In April 2004, the members of the management board of KLM waived bonuses offered to them in the run-up to the Dutch airline's merger with Air France, under pressure from trade unions and the government. During the current agreed national wage freeze, increases in senior management remuneration are controversial, with the VNO-NCW employers' organisation joining the unions in supporting top pay moderation and the government taking the first steps towards regulation.

It was announced in September 2003 that KLM Royal Dutch Airlines was to merge with Air France. The merger process was virtually complete at the beginning of May 2004, following earlier approval from the European Commission.

In April 2004, the members of the KLM management board waived bonuses offered to them in the run-up to the merger, in the light of a threat of industrial action by trade unions at the company and a critical stance adopted by the Minister of Finance. The context is that a national pay freeze has been agreed for 2004 and 2005 by the government and social partners (NL0310103F). The Allied Unions (Bondgenoten) affiliated to the Dutch Federation of Trade Unions (Federatie Nederlandse Vakbeweging, FNV) and the Bedrijvenbond union affiliated to the Christian Trade Union Federation (Christelijk Nationaal Vakverbond, CNV) were particularly concerned by the idea of top management bonuses at KLM, because the company is currently in the throes of reorganisation, leading to around 4,500 job losses. KLM’s senior executives had planned to award themselves a bonus if specific cost savings were achieved in the wake of the merger with Air France. In the first year, this was to have amounted to 20% of their total annual salary, rising to 50% in the third year. The Minister of Finance, Gerrit Zalm, criticised these arrangements. He referred to the bonuses as lavish and, during a shareholders’ meeting (the Dutch stake owns a 14% stake in KLM), indicated that he would be addressing the issue.

In general, management remuneration appears to be largely recession-proof. While share options and shares have lost a lot of value since 2001, other aspects such as salaries, cash bonuses and pension contributions have risen slightly. The largest employers’ organisation, the Confederation of Netherlands Industry and Employers (Vereniging Nederlandse Ondernemers-Nederlands Christelijk Werkgeversverbond, VNO-NCW), is calling for great restraint in remunerating senior executives. It states that international comparison of salaries should be only one in a range of considerations in setting remuneration, and that Dutch standards also apply. VNO-NCW has commissioned a study among 1,700 senior executives at 250 large companies, in an effort to discover whether executive salaries have reached excessive levels. According to the findings, the average salary paid to managers in 2003 rose by 5%, exactly the same as for the average employee. Including bonuses, there was an average salary increase of 6%, but there were major upward and downward deviations from this level. The share options awarded are worth less than in previous years, but increasing numbers of companies are awarding shares and other incentives to their chief executives.
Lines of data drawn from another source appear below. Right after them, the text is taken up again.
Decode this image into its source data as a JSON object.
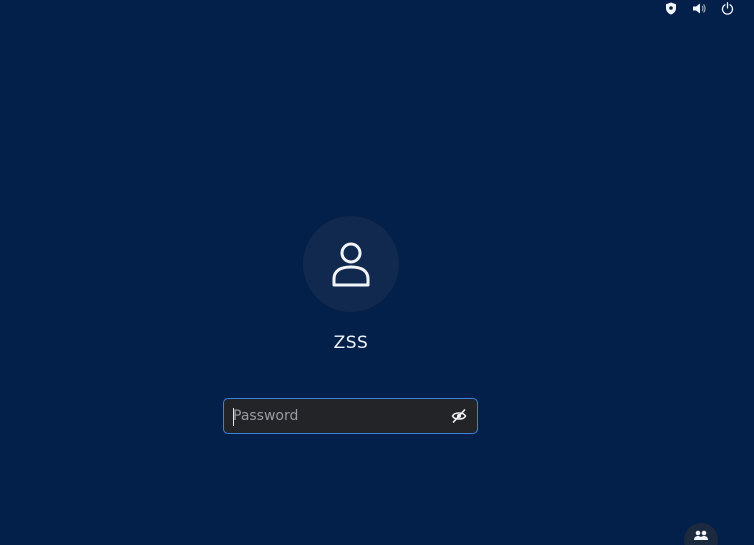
{
  "top_bar": {
    "icons": [
      "shield-icon",
      "volume-icon",
      "power-icon"
    ]
  },
  "login": {
    "avatar_icon": "user-icon",
    "username": "ZSS",
    "password_placeholder": "Password",
    "password_value": "",
    "reveal_icon": "eye-slash-icon"
  },
  "bottom": {
    "accessibility_icon": "users-icon"
  },
  "colors": {
    "background": "#03204a",
    "avatar_bg": "#11294f",
    "field_bg": "#222428",
    "field_border": "#3b83d8",
    "text": "#f2f4f7",
    "placeholder": "#9a9ca1"
  }
}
The Tabaksblat Committee, which advised the government in 2003 about rules of conduct for companies, has developed a code with 130 provisions. Its recommendations on management pay essentially involve more openness on the part of companies and increased influence for shareholders. Furthermore, bonuses and lump-sum payments should be limited and managers should no longer deal in shares. The government thinks that this would be going too far. However, it does favour a more significant role for the shareholders’ meeting, with greater influence over management on pay matters. The government is divided about the role of the company works council role in this respect. While the Minister of Finance is against it playing a role, the Minister of Social Affairs, Aart Jan de Geus, supports an obligation for works councils to be informed in advance about the proposed remuneration for chief executives (NL0305102F).